The finance minister of India Mr. Arun Jaitley announced a bailout package of 2.11 lakh crore (US$ 2.11 Trillion) for the public sector banks of India yesterday saying that this will boost their lending activities, which is right now under pressure because of their huge non-performing assets (default loans). The logic behind boosting lending of these PSU banks is that right now private investment in India has hit rock bottom level and, according to Keynesian demand management equations, it is necessary to compensate this fall in private investment by public (government) investment.
This Keynesian demand management logic and policy are wrong. This bailout package is only going to add kerosene into fire that is already raging. The insolvent bankrupt (PSU) banks are only going to make their situation worse in future when this 2.11 lakh crore rupee will also turn into non-performing assets; when new Vijay Mallayas, Reliances, Essars, L&Ts, Adanis etc., will take billions of rupees loans and never return them! You cannot repay your debt by taking on more debt. The problem that started with this printing and spending of rupees by the government cannot be solved by the very same printing and spending.

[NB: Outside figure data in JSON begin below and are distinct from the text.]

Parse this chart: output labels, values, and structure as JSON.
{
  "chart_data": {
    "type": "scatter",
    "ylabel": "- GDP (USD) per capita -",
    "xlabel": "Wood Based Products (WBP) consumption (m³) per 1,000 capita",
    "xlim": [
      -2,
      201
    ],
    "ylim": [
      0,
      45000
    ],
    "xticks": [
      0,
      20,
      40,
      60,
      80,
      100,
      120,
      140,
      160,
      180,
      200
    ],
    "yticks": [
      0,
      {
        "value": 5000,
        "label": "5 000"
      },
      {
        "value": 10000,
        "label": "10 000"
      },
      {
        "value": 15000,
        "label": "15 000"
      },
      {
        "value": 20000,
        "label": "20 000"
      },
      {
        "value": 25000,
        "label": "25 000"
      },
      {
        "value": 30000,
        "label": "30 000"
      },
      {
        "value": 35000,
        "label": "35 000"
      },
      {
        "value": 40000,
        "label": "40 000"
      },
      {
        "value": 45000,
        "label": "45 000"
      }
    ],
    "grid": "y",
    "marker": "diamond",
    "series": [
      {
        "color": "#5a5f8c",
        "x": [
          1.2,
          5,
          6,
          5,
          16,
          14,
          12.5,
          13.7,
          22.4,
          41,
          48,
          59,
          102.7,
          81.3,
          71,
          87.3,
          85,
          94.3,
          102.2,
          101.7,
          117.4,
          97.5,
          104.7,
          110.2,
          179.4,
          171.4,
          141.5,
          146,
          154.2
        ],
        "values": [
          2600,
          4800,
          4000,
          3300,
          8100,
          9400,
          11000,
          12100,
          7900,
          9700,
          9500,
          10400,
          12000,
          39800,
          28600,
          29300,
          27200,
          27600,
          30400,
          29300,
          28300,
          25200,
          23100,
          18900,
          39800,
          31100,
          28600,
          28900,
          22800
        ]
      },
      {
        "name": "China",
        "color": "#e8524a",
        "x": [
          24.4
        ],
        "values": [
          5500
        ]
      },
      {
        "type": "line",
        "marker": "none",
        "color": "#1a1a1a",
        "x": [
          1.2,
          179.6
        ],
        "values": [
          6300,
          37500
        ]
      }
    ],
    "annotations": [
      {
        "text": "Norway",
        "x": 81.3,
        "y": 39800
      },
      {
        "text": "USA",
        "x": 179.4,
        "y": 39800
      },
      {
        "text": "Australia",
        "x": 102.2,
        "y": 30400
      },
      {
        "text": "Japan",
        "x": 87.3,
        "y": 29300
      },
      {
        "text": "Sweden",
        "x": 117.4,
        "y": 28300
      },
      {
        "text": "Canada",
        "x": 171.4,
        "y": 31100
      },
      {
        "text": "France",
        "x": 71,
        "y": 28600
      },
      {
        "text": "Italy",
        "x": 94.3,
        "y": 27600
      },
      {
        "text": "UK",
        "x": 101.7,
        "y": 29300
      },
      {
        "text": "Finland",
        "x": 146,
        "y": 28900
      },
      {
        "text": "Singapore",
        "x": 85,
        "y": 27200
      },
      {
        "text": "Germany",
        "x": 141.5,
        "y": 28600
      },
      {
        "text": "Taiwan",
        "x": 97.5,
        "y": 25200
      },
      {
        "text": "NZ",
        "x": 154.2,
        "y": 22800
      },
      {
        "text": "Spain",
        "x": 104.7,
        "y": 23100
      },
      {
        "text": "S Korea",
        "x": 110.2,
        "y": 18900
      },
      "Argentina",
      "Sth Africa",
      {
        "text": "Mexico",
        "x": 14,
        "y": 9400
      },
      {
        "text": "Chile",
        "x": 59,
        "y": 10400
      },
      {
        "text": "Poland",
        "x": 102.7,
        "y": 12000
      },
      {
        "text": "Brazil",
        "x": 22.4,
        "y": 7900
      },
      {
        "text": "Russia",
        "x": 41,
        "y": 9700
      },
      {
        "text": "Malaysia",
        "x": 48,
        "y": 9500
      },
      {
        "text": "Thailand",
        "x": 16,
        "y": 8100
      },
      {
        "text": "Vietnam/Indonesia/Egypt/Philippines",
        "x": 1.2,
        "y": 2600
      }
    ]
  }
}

Government spending and PSU bank investment via these fiduciary phony credit is not real investment. Real investment comes via real production and real saving by the society’s productive members. The government is a parasitical non-productive sector of the society that lives off the hard earned resources of the productive members of the society. This bailout package is nothing but a massive theft of productive tax payers of India.
The real issue here is why the private investment is dead in India. It is dead because the Modi government has created an environment of extreme uncertainly via their reckless policies of demonetization, GST, harassment of businesses by the tax officers etc. No businesses will like to invest in present or future when they are not sure whether they will be able to make profit. Businessmen invest when the future uncertainty is manageable by their business acumen and when their profits are secured from any predatory policies of the government i.e., when their property rights are secured. As long as this secure environment is not present in India, business investment will not revive. Any government effort to compensate this investment by their spending will only result into disaster because it is all artificial. Governments can’t replace market’s voluntary activities. Their forceful actions will only create more chaos in future.